34| Never like past

36.9K 2.9K 127
                                    

Kaki berbalut sneakers berjalan penuh semangat, sang pemilik begitu ramah menebar senyuman manis sepanjang koridor rumah sakit. Tangannya mengenggam erat totebag berlogo restoran ternama kesukaan sang pujaan hati. Angannya melepas semua lara yang pernah merenggut senyumnya.

Pintu yang semula tertutup lantas dibuka dengan begitu antusias oleh Aurora, manik hazel itu akhirnya bertemu dengan manik abu-abu yang menatapnya terkejut. Posisi Allaric yang sedang terduduk di ranjang rumah sakit nampak bingung dengan Aurora.

Canggung melingkupi keduanya, Aurora dengan tatapannya yang tak lepas dari Allaric sementara Allaric yang sibuk memberikan tatapan bingung pada Aurora. Hening semakin menguatkan dinginnya ruangan berAC itu, hingga akhirnya langkah kaki Aurora berjalan mendekat pada Allaric.

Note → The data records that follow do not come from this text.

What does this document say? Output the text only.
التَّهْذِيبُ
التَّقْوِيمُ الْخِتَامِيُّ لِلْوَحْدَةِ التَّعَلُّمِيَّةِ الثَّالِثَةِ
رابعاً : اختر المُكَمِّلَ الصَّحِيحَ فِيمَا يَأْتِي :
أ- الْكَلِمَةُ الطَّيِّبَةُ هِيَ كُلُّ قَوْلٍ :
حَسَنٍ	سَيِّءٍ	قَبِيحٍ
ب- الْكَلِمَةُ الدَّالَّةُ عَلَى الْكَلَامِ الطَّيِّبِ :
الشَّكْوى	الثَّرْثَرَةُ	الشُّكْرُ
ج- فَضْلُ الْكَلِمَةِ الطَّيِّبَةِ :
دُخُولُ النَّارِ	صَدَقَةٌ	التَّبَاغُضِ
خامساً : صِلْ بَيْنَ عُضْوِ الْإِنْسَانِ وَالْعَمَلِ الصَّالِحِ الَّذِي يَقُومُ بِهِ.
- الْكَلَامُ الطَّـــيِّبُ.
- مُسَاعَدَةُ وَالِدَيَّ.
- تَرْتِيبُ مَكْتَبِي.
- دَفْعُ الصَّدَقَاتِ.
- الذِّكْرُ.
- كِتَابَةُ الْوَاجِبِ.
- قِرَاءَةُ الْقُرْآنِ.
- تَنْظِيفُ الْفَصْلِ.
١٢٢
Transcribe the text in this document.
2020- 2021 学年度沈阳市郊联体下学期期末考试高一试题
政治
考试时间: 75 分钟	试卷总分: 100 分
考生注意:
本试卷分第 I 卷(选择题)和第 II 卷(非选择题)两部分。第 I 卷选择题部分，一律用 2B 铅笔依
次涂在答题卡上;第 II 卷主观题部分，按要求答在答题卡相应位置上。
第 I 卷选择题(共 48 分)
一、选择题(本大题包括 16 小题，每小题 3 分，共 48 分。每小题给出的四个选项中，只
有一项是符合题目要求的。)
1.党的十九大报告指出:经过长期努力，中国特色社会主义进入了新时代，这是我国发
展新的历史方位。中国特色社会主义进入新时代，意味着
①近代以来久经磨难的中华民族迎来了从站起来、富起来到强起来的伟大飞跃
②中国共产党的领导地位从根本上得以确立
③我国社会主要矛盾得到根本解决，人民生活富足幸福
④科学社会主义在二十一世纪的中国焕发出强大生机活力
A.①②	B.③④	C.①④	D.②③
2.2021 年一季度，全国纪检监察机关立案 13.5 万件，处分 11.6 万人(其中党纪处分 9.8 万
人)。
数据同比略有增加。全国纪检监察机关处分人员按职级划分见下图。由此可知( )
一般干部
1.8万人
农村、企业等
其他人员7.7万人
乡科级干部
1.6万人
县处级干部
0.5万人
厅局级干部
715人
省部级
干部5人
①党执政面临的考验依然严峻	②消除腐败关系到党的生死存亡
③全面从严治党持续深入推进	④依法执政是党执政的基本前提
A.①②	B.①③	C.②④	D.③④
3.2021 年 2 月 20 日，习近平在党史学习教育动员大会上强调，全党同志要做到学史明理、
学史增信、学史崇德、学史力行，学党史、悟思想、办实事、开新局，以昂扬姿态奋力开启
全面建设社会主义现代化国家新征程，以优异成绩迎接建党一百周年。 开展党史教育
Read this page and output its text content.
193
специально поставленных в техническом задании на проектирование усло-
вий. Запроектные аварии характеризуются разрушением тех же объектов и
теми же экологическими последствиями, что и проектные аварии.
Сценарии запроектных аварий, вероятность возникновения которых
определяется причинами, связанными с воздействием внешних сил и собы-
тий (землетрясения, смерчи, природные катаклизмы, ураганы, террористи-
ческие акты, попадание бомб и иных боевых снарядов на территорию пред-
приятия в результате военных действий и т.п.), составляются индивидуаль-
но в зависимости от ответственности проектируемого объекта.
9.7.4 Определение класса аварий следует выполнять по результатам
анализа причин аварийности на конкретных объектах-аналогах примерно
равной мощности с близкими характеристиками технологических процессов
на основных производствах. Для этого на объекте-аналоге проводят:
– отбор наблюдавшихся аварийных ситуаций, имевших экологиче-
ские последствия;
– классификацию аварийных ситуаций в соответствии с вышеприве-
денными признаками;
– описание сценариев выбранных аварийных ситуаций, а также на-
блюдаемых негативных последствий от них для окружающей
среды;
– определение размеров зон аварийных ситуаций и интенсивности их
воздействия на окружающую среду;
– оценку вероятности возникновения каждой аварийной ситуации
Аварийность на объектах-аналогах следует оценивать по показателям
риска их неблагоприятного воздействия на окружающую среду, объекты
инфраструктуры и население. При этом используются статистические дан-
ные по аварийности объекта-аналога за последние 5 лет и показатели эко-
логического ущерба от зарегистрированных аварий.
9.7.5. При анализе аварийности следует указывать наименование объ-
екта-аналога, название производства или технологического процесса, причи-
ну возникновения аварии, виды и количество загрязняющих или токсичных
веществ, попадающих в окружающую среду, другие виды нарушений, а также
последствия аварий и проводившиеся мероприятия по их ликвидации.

"Aku pulang hari ini" ucap Allaric untuk memecah hening antara keduanya.

Aurora segera memeluk Allaric erat setelah meletakkan totebag di meja, mengabaikan perkataan Allaric sepenuhnya. Pelukan Aurora dibalas tak kalah erat oleh Allaric, meski ia tak tau apa yang membuat Aurora tiba-tiba memeluknya dengan begitu erat. Tiba-tiba saja tangis Aurora pecah, sedangkan Allaric hanya diam sambil memberikan usapan hangat pada punggung Aurora. Tak ada kata yang keluar dari bibir Aurora maupun Allaric, keduanya sibuk menikmati sunyi tanpa suara. Hanya isak tangis Aurora saja yang akhirnya menjadi alunan memilukan di ruangan tersebut.

Sementara pada Aurora, rasa bersalah itu menumpuk. Kesalahannya, kegagalannya dan keadaan masa lalu selalu ia limpahkan pada Allaric di kehidupan ini. Nyatanya, hubungan keduanya memburuk dulu pun karena dirinya yang bahkan enggan membuka suara pada Allaric, enggan sekedar bertanya atau bahkan menyapa laki-laki dalam pelukannya saat ini. Namun dengan lancang ia menyalahkan Allaric bahkan tanpa mengerti situasi yang terjadi.

Allaric mengusap punggung Aurora, membiarkan Aurora meluapkan segala emosinya. Ia membiarkan Aurora nyaman dalam pelukannya,  Allaric diam namun dalam hatinya begitu cemas dengan tunangannya. Dikecupnya pelipis Aurora dengan begitu lembut oleh Allaric, dalam pikiran Allaric sudah siap membunuh siapapun yang membuat Aurora terluka seperti ini.

Perlakuan Allaric itu berhasil menarik perhatian manik hazel yang menatap manik abu dengan air mata yang memenuhi matanya. Senyuman Allaric terbit seiring dengan tangannya yang mengusap lembut jejak air mata di pipi Aurora.

"Udah tenang, hm?" Tanya Allaric sambil menatap teduh Aurora.

"Maaf, Ar" bisik Aurora tanpa melepaskan pandangannya dari Allaric.

"Masih mau nangis? Ada yang sakitin kamu?"

Gelengan pelan dari Aurora menjawab pertanyaan Allaric, helaan napas lega sejenak terdengar dari bibir Allaric. Tangan kekarnya terulur merapikan anak rambut Aurora yang menutupi paras cantiknya, dengan begitu hati-hati Allaric mengusap pipi Aurora.

"Kamu kenapa? Tell me, aku ada salah?"

Aurora abai, ia justru memeluk leher Allaric erat, "Aku sayang kamu, Ar"

Allaric tertegun, tangannya yang semula mengusap punggung Aurora kini terhenti. Ledakan bahagia seolah memenuhi batinnya, diafragmanya seolah penuh dengan kupu-kupu yang terbang menggelitik batinnya. Pelukan Allaric mengerat, senyumnya semakin lebar. Rasa cemas yang sebelumnya memenuhi setiap sudut hatinya menguap entah kemana.

"Ra?" Bisik Allaric tanpa melepaskan pelukannya pada Aurora yang dibalas anggukan kuat dari Aurora. Senyuman Allaric semakin lebar.

"Maaf, aku terlalu lama bilang sama kamu. Terlalu lama bohong sama diri aku sendiri kalau aku cinta sama kamu, aku nggak mau kehilangan kamu" Aurora mengurai pelukan keduanya, mengusap rahang kokoh Allaric dengan senyuman termanis yang ia miliki.